As years have now passed to the point you can look at some of Atkins first moves with the club, I thought I’d take a look at some of the more significant moves over his first couple of seasons in the organization.  It should be noted that Atkins has a lot of support, especially from scouting and President Mark Shaprio, who may have made some of the signings, but Atkins is the man looking after the direction.

The First Draft Under Atkins

Outside of some minor moves, Atkins did not make large impact transactions over the first seven months of his tenure other than selecting Joe Biagini in the Rule 5 Draft and trading Ben Revere for Drew Storen.  The first draft under the Atkins regime has to be considered a great success, even without their first-round pick T.J. Zeuch succeeding.  With his second-round pick, Atkins selected a high school kid who had committed to Arizona State University and got him to sign a $1.1M signing bonus to forgo his college career and that is current shortstop Bo Bichette

Bichette is just turning 25-years old during the upcoming Spring Training and has played himself into a future massive contract after leading the league in each of the last two seasons in hits, while hitting a combined 49 home runs and 195 RBI in the same timeframe.  Only two other players drafted in that round have current higher career WAR numbers (Pete Alonso 14.2 and Bryan Reynolds 13.6) than Bichette’s 12.9. Both of those players came straight from college and are two and three years older than the Blue Jays shortstop.

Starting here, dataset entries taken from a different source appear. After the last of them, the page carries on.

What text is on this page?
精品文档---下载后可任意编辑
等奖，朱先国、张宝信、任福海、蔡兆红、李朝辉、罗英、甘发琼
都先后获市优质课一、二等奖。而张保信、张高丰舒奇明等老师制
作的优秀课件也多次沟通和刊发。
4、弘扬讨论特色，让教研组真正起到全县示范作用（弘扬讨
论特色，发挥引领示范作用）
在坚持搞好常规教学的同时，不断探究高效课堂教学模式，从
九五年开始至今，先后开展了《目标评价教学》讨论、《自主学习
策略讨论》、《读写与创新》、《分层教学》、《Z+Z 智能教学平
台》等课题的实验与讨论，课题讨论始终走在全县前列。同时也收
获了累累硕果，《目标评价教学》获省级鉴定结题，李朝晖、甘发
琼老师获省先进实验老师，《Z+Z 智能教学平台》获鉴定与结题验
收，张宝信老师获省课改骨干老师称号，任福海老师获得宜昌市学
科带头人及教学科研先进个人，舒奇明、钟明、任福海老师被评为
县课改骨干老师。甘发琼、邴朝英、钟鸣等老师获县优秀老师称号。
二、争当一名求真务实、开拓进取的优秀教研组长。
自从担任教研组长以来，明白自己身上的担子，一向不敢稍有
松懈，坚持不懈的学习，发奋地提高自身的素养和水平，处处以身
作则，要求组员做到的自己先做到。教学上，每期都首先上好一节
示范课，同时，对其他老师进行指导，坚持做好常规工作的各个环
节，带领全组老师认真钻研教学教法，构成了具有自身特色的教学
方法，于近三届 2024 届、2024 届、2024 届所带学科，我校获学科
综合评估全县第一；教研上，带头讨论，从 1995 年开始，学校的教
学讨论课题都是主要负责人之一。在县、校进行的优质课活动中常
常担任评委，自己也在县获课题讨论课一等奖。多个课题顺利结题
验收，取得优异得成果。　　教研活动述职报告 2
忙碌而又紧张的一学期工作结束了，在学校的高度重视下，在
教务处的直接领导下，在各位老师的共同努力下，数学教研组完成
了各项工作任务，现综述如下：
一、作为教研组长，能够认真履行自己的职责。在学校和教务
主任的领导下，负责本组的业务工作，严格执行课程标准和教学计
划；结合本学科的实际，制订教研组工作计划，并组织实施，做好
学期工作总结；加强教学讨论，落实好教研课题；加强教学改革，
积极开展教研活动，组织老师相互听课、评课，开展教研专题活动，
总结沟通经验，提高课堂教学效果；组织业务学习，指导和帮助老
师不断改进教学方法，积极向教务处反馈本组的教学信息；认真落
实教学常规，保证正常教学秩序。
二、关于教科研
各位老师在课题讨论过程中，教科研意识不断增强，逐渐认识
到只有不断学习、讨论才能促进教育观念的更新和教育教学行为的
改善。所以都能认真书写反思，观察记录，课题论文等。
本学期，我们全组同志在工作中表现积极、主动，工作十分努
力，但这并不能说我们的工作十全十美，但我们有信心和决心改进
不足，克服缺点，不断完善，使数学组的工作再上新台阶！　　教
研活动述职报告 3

The next key piece from that draft was a fifth-round selection Cavan Biggio who was taken with the 162nd overall pick of the draft and signed to a $300,000 signing bonus.  Biggio is just one of 14 players selected in that round to even make a major league appearance and leads all hitters with 37 career home runs, while also leading all other players in career WAR at 6.3 while just three other players are even above 1.0. 

Atkins also drafted Kirby Snead (10th Round) who was used in the trade to acquire Matt Chapman, as well as selecting Josh Winckowski (15th Round) who was a piece used to acquired Steven Matz.  Making these selections outside of the first round has to make the 2016 June Amateur Draft a complete success for Atkins.